A second exception involves adjudications by administrative agencies. These adjudications can involve government benefits and military tribunals. Baude sees these type of adjudications as not exercising the judicial power at all. Instead, they exercise executive power.
Baude argues that adjudications of government benefits, such as public lands or welfare benefits, do not need to be in Article III courts. Either under the Due Process Clause or Article III, common law rights, such as property, contract, and tort, must be adjudicated in federal courts. But government benefits do not need to be in such courts. Thus, it was within Congress’s authority to choose to place the adjudication of such benefits in administrative agencies that exercise executive power.

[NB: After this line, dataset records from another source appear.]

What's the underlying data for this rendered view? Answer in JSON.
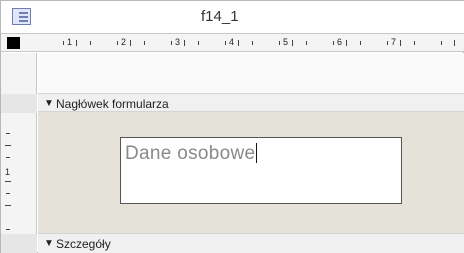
{
  "window": {
    "title": "f14_1",
    "icon": "form-icon"
  },
  "ruler": {
    "numbers": [
      "1",
      "2",
      "3",
      "4",
      "5",
      "6",
      "7"
    ],
    "vertical_numbers": [
      "1"
    ]
  },
  "sections": {
    "header_label": "Nagłówek formularza",
    "detail_label": "Szczegóły"
  },
  "textbox": {
    "value": "Dane osobowe"
  }
}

A similar story applies to two other exceptions. While military tribunals do not involve government benefits, adjudications involving the military were held in ordinary courts even prior to the Constitution. And, thus, this historical exception was incorporated into our charter. Similarly, Baude argues that temporary deprivations of common law rights also did not need to be in Article III courts. For example, in the famous case of Murray’s Lessee, the government’s action against a collector did not initially need to be in federal court, because the collector could file an action in federal court that would fully review the government’s decision.
These exceptions are significant, but notice that they are limited. The federal government cannot simply put any matter into an administrative agency. In particular, common law rights, such as operating a business, cannot be adjudicated in administrative agencies, even though such administrative adjudications are today regularly conducted by agencies such as the SEC or the FTC.
Adjuncts and Consensual Adjudication
Baude argues that a third area where non-Article III judges have been used involves cases where no power is exercised. Thus, adjudications in this area can be conducted by entities that cannot exercise the judicial power of the United States.
One way that an entity might not exercise power is if it acts as an adjunct that does not undertake judicial power. During the 19thCentury, commissioners might undertake tasks, such as accepting bail and affidavits, but they had no arrest or imprisonment powers and therefore did not exercise judicial power.
Another way that an entity might not exercise judicial power is if its decision was by virtue of the consent of the parties. For example, magistrate judges adjudicate civil cases and criminal misdemeanors with the consent of the parties. Similarly, consent underlies private arbitrators that substitute for federal courts. Baude persuasively argues that while consent cannot confer judicial power, it can make judicial power unnecessary.
There is much more to the paper. But the importance of Baude’s paper is that he makes a persuasive case for showing that there is an interpretation of the constitutional language that conforms to early government practice while at the same placing real limitations on the use of non-Article III courts. Depending on how one resolves some additional issues, the Constitution might prohibit administrative agencies from adjudicating a large number of cases involving common law rights, such as adjudications by the FTC, the SEC, the NLRB, and EPA.
Under this interpretation, the Constitution’s assignment of the judicial power to Article III judges is a real (and not merely symbolic constraint) on government action. And that is a significant accomplishment.